Separate from the changes related to the sales organization, Stewart assessed many functions within its corporate support services. "As a result of this organizational change, as well as our investments in technology, we have been able to streamline our business processes. As a result, we have eliminated approximately 60 positions," stated Kitchen.
These changes will result in a charge of approximately $2 million to $3 million in the second quarter of fiscal 2012 consisting primarily of approximately $1 million in separation pay and termination benefits to be paid in cash over approximately the next 60 days and up to an estimated $2 million in other non-cash asset impairments associated with the sales restructuring.
Founded in 1910, Stewart Enterprises, Inc. is the second largest provider of products and services in the death care industry in the United States, currently owning and operating 218 funeral homes and 141 cemeteries. Through its subsidiaries, the Company provides a complete range of funeral and cremation merchandise and services, along with cemetery property, merchandise and services, both at the time of need and on a preneed basis.

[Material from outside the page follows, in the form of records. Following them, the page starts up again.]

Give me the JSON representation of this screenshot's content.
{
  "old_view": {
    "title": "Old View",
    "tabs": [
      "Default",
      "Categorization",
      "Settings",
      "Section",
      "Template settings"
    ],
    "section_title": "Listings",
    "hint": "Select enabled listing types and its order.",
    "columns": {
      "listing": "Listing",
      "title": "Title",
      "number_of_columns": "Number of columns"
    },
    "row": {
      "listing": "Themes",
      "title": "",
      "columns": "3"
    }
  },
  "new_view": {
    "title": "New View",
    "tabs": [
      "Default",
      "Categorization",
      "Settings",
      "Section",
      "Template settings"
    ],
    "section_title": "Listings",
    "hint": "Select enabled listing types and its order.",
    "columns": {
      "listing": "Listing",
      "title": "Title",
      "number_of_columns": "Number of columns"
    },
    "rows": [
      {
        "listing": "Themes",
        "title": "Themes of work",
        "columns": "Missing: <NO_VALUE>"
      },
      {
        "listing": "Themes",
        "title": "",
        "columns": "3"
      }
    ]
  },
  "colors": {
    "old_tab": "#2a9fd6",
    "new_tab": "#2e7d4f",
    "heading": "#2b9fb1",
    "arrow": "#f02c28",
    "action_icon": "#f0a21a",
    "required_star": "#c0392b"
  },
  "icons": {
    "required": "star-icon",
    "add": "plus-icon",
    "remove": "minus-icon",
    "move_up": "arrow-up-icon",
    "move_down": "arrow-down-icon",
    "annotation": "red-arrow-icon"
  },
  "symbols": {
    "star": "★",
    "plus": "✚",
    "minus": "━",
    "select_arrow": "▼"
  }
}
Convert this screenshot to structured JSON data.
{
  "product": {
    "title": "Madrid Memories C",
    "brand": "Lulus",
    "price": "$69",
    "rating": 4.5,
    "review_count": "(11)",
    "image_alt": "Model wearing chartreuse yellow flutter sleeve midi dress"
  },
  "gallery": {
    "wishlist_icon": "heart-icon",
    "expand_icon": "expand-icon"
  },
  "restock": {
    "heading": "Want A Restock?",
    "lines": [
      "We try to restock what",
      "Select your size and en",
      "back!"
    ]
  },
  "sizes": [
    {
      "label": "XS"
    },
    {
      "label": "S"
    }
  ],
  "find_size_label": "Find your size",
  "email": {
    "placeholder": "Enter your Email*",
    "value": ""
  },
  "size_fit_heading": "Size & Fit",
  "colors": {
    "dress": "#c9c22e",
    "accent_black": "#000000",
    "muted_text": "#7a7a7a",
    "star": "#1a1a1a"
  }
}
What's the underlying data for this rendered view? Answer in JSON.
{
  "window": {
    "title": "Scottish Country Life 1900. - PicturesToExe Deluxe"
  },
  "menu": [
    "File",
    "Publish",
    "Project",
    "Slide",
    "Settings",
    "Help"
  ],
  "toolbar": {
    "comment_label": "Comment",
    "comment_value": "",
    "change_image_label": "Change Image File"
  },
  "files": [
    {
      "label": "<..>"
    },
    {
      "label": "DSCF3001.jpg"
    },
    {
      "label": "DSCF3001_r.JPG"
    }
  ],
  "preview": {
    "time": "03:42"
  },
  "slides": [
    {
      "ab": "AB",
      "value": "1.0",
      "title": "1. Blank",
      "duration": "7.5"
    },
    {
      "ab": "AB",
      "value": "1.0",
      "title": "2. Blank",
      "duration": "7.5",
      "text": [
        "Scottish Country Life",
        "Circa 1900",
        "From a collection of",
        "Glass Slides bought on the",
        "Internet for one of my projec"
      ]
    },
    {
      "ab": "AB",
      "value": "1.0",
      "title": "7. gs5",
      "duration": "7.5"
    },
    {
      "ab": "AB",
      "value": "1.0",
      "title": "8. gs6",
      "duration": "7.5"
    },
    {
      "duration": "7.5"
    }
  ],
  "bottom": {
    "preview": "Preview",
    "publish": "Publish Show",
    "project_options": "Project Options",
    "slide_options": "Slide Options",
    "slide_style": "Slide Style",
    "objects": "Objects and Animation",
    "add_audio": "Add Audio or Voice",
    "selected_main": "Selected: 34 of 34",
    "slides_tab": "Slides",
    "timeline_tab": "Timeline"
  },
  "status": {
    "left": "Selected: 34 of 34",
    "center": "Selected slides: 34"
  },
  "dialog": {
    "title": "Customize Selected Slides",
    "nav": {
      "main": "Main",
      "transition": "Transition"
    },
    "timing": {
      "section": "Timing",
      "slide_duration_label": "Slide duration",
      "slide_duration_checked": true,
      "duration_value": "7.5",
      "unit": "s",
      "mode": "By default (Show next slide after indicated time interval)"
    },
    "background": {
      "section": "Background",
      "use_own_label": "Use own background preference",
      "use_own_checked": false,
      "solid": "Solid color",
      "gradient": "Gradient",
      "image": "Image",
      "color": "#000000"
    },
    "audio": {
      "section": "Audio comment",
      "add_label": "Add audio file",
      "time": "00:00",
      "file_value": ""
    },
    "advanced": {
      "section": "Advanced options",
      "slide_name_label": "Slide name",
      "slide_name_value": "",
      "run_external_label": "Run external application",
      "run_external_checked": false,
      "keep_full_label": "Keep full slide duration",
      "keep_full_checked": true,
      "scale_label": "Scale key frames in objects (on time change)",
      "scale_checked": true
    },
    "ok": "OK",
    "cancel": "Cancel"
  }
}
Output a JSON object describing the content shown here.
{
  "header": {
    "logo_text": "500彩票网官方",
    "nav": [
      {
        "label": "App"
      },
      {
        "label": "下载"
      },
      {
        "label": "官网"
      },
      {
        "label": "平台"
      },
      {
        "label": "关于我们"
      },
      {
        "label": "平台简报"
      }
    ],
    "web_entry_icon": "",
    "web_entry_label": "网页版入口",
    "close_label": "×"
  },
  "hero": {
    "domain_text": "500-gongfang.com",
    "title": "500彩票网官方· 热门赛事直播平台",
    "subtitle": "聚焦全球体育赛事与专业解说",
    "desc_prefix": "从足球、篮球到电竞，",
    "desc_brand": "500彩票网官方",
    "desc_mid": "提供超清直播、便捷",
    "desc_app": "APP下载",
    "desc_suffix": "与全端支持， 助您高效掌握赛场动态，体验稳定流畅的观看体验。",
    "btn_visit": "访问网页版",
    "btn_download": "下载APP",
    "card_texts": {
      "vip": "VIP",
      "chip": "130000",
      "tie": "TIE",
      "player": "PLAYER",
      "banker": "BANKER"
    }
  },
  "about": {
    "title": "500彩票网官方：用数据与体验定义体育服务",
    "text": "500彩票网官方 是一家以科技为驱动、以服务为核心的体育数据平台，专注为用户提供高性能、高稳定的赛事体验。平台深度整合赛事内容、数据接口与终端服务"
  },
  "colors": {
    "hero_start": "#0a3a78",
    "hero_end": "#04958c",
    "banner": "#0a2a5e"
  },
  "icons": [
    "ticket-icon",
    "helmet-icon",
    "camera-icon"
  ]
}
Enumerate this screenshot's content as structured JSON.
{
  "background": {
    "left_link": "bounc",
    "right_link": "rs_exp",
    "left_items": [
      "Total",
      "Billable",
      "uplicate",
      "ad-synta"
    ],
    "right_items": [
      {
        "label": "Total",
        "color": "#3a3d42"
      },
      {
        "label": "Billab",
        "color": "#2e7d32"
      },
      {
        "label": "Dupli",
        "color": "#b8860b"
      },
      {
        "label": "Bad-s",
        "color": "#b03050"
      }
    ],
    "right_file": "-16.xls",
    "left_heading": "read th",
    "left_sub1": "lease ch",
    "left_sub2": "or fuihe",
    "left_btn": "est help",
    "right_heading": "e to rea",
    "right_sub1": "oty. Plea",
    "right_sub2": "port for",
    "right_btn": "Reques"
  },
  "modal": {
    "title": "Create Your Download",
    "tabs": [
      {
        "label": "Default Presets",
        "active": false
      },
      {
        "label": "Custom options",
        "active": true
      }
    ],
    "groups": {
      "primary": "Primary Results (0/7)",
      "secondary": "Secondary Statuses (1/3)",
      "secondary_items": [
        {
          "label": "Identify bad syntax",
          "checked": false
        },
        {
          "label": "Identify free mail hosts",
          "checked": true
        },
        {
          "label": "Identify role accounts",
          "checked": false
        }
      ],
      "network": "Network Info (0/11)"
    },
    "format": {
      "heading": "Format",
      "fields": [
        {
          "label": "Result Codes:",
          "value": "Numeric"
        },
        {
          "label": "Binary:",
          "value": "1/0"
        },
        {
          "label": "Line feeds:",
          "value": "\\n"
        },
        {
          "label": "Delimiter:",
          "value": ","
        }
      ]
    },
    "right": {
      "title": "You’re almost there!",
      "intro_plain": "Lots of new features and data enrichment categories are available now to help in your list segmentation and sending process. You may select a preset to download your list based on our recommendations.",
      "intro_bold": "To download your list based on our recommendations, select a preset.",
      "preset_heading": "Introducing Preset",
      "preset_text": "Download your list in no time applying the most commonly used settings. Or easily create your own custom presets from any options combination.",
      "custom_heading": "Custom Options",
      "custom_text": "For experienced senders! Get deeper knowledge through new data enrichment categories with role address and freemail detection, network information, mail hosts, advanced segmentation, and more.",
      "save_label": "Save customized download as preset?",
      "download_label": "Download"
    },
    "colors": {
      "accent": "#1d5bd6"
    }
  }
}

This press release includes forward-looking statements that are generally identifiable through the use of words such as "believe," "expect," "intend," "plan," "estimate," "anticipate," "project," "will" and similar expressions. These forward-looking statements rely on assumptions, estimates and predictions that could be inaccurate and that are subject to risks and uncertainties that could cause actual results to differ materially from our goals or forecasts. These risks and uncertainties include, but are not limited to: the risks of unexpected consequences from our organizational restructuring and workforce reduction, including lower sales and margin increases than projected or less cost savings than projected, lower employee productivity than anticipated and other risks and uncertainties described in our Form 10-K for the year ended October 31, 2011, filed with the SEC. We disclaim any obligation or intent to update or revise any forward-looking statements in
order to reflect events or circumstances after the date of this release.